How phishing works
A phishing attack has three moving parts: a pretext (a believable reason to act), a lure (urgency, fear, or reward), and a payload (a fake login page, a malicious attachment, or a request to send money or codes). The attacker impersonates a trusted sender, creates pressure — “your account will be suspended,” “confirm this payment now” — and directs you to a page or action that hands them what they want. The more they know about you (often from breaches and data brokers), the more convincing the pretext.
The main types of phishing
- Email phishing. Mass, generic messages impersonating well-known brands.
- Spear phishing. Targeted messages tailored to a specific person using real details — your name, employer, or a recent purchase — making them far more convincing.
- Whaling. Spear phishing aimed at executives and other high-value targets.
- Smishing. Phishing via SMS text message (fake delivery notices, bank alerts).

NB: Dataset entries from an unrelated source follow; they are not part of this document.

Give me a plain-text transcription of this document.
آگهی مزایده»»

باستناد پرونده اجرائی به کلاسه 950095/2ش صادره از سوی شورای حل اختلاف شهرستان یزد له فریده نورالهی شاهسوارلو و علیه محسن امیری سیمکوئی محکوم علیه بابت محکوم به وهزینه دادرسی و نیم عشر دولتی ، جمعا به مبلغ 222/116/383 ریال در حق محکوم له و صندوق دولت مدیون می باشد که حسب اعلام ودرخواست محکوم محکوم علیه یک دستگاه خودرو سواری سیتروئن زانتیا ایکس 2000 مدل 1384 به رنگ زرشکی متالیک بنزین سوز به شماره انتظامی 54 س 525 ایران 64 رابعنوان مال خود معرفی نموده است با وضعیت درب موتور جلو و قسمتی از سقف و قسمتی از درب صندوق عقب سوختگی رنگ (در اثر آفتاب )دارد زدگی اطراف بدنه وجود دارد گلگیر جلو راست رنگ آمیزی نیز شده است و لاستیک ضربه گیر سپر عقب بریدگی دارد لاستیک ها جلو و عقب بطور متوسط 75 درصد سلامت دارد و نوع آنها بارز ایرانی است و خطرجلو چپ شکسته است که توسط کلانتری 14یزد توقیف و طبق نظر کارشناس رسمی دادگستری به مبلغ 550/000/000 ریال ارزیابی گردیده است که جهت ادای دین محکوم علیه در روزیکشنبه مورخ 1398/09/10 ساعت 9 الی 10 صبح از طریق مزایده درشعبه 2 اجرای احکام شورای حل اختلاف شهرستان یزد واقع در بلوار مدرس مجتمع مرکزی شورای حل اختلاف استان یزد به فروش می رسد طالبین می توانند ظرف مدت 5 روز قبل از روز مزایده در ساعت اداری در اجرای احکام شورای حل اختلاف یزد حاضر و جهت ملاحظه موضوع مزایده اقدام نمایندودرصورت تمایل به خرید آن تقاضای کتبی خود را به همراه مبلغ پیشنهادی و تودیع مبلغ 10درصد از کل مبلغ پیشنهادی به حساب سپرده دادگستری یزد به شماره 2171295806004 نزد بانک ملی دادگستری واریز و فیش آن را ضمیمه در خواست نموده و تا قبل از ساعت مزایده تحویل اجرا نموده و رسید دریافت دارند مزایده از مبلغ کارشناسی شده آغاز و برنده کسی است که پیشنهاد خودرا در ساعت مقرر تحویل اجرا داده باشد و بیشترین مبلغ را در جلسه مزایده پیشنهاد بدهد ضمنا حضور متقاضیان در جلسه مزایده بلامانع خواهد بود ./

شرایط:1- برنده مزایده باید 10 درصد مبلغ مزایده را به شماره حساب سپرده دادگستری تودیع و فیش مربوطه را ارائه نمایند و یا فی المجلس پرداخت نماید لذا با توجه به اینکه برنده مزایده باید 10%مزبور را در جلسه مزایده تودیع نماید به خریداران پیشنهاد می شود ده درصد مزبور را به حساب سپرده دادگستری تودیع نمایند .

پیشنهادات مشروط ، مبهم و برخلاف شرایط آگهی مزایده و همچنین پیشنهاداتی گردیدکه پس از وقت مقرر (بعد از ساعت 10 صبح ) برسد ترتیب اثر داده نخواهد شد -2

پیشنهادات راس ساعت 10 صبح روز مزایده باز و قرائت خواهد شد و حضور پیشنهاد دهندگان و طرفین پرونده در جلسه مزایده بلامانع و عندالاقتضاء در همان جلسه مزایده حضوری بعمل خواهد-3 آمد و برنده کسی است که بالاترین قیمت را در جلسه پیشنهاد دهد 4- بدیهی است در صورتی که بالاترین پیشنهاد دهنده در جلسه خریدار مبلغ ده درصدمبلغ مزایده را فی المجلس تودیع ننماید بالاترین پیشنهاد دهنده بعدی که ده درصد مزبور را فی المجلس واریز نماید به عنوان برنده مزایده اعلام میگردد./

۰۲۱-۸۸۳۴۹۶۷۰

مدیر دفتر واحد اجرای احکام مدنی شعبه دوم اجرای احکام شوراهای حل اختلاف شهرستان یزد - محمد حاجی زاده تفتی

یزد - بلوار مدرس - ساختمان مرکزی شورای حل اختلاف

- Vishing. Voice phishing over the phone, often impersonating support desks, banks, or government agencies.
- Clone phishing. A copy of a legitimate message you’ve seen before, with the links swapped for malicious ones.
How to spot a phishing attempt
Common tells include a sense of manufactured urgency, a mismatched or look-alike sender address, generic greetings, links whose real destination differs from the visible text, unexpected attachments, and any request for a password, one-time code, or payment. When a message pressures you to act right now, that pressure is itself the warning sign — legitimate organizations give you time and never ask for your full password or your two-factor code.
Rule of thumb: never enter credentials or codes by following a link in a message. Navigate to the site yourself, or call the organization back on a number you look up independently.